Saint Georges is an unincorporated town and former municipality situated on the Chesapeake and Delaware Canal in New Castle County, Delaware, United States, approximately midway between the Delaware River and Chesapeake Bay.

History
St. Georges was settled before 1730 at the head of the St. Georges Creek. A tavern was built in 1735 and King's Highway was constructed through the settlement in 1762. St. Georges was incorporated as a town in 1825. After being divided by the Chesapeake and Delaware Canal and then bypassed by a newer bridge, the town asked to have their charter revoked by the state in 1940. The community has at least one civic association, the North Saint Georges Civic Association which represents the community to the New Castle County Council.

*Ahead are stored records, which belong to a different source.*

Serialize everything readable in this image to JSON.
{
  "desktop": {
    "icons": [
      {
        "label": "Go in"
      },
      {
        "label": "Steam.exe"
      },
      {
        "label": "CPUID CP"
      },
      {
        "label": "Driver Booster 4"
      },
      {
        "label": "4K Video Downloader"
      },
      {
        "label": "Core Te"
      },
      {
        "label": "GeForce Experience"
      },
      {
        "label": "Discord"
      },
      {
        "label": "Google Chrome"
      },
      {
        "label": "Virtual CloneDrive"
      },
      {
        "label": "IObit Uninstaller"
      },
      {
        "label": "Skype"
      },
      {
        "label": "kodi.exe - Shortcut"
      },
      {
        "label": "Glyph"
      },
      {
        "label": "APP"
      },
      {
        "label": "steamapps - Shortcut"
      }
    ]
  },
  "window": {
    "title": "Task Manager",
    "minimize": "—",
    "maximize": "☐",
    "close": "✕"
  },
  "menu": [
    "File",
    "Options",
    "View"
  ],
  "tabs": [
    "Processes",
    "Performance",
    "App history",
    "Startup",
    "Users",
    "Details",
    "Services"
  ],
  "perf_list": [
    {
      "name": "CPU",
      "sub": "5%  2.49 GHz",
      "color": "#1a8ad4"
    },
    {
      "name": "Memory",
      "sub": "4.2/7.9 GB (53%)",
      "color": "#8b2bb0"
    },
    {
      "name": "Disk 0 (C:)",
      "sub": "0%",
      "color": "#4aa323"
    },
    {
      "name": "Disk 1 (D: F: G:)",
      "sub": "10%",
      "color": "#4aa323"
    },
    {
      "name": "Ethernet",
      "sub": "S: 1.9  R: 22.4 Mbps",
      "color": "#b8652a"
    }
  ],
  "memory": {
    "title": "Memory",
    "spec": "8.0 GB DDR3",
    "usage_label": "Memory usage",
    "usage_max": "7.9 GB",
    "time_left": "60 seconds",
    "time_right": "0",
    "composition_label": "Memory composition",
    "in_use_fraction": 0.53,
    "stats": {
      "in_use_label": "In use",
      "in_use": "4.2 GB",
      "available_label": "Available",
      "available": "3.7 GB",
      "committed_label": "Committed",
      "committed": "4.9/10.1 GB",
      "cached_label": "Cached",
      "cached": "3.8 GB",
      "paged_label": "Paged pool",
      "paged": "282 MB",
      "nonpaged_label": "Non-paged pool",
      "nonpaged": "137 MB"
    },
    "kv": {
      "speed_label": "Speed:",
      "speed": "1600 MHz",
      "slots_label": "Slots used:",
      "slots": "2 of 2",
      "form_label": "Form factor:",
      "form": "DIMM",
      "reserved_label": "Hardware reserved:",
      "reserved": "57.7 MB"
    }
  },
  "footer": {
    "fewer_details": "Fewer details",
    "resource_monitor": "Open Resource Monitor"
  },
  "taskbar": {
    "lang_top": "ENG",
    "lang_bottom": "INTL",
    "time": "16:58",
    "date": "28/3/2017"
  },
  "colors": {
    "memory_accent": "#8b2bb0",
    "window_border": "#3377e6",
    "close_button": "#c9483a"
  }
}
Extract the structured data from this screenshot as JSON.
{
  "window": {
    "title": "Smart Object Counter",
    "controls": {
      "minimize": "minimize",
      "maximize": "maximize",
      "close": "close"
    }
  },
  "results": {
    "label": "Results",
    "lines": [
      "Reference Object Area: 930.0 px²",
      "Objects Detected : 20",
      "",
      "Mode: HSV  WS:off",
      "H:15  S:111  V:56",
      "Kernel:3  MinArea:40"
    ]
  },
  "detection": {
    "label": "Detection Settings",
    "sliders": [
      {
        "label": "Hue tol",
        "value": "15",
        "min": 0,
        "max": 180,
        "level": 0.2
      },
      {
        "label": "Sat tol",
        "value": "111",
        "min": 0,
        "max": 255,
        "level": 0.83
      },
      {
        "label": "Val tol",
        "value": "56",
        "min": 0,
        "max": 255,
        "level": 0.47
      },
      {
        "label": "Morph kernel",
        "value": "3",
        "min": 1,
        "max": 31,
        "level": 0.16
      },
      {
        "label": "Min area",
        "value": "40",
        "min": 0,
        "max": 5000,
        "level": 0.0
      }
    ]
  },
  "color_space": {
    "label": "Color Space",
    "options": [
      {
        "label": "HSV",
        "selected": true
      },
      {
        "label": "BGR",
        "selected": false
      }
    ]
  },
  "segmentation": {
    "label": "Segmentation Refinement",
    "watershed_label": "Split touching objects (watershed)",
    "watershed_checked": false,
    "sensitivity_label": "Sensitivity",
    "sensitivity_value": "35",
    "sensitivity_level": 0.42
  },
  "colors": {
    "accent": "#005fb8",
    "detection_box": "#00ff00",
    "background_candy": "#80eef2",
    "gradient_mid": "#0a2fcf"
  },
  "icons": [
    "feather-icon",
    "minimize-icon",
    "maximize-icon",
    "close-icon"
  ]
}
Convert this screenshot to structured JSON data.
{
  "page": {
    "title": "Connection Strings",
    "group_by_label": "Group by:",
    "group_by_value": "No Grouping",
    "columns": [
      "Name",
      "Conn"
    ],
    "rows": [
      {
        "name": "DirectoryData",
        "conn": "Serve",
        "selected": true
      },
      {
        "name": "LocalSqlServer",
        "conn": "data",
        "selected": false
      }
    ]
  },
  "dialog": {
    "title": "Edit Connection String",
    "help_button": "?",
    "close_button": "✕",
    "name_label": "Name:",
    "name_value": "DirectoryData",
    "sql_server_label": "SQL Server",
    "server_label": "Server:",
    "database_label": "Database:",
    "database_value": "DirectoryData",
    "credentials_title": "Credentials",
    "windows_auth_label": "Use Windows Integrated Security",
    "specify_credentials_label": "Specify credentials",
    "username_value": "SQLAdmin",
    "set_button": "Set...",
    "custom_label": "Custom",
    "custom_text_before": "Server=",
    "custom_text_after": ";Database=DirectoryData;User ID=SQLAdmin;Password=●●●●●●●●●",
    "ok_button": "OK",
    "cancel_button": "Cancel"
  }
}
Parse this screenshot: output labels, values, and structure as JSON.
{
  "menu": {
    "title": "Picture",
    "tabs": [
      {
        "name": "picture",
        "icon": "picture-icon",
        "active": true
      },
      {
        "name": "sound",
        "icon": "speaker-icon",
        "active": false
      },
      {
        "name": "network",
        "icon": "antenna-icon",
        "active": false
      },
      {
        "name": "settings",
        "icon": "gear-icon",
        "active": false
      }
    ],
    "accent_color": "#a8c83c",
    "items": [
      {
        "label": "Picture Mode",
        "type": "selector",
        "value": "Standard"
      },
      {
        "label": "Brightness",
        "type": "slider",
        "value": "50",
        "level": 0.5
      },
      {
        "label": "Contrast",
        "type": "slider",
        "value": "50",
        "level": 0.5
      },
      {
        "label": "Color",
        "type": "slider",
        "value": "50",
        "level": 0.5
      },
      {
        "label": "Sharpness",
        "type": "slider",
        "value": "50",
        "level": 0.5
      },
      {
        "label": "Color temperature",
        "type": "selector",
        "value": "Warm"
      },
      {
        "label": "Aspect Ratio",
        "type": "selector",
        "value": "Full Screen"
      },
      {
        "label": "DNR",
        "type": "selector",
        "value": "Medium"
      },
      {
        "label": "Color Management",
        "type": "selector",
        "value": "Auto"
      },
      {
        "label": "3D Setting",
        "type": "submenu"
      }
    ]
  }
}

The Senator William V. Roth Jr. Bridge (Delaware Route 1) passes just west of the community. It is the only cable-stayed bridge in the Delaware Valley and one of the first in the nation. It opened in 1995 as a replacement to the still standing St. Georges Bridge, which carries U.S. Route 13 over the community of St. Georges and the canal. The St. Georges Bridge is in turn a replacement for a former lift bridge that sat in the middle of town. That bridge—built in 1923—was knocked down on January 10, 1939, by the 6,000-ton freighter Waukegan. The freighter lost control, hit the north tower of the bridge, and caused it to collapse.  Two people died: the bridge tender and the bridge electrician. One other bridge spanned the C & D Canal before the lift bridge.  It was a small pedestrian swing bridge that crossed over the former Saint Georges Locks. It was destroyed when the locks were dismantled during the first widening and deepening (to sea level) of the canal.

Bloomfield, the W. Casperson House, Linden Hill, Ethel S. Roy House, St. Georges Cemetery Caretaker's House, St. Georges Presbyterian Church, Starl House, Sutton House (St. Georges, Delaware), and the North Saint Georges Historic District are listed on the National Register of Historic Places.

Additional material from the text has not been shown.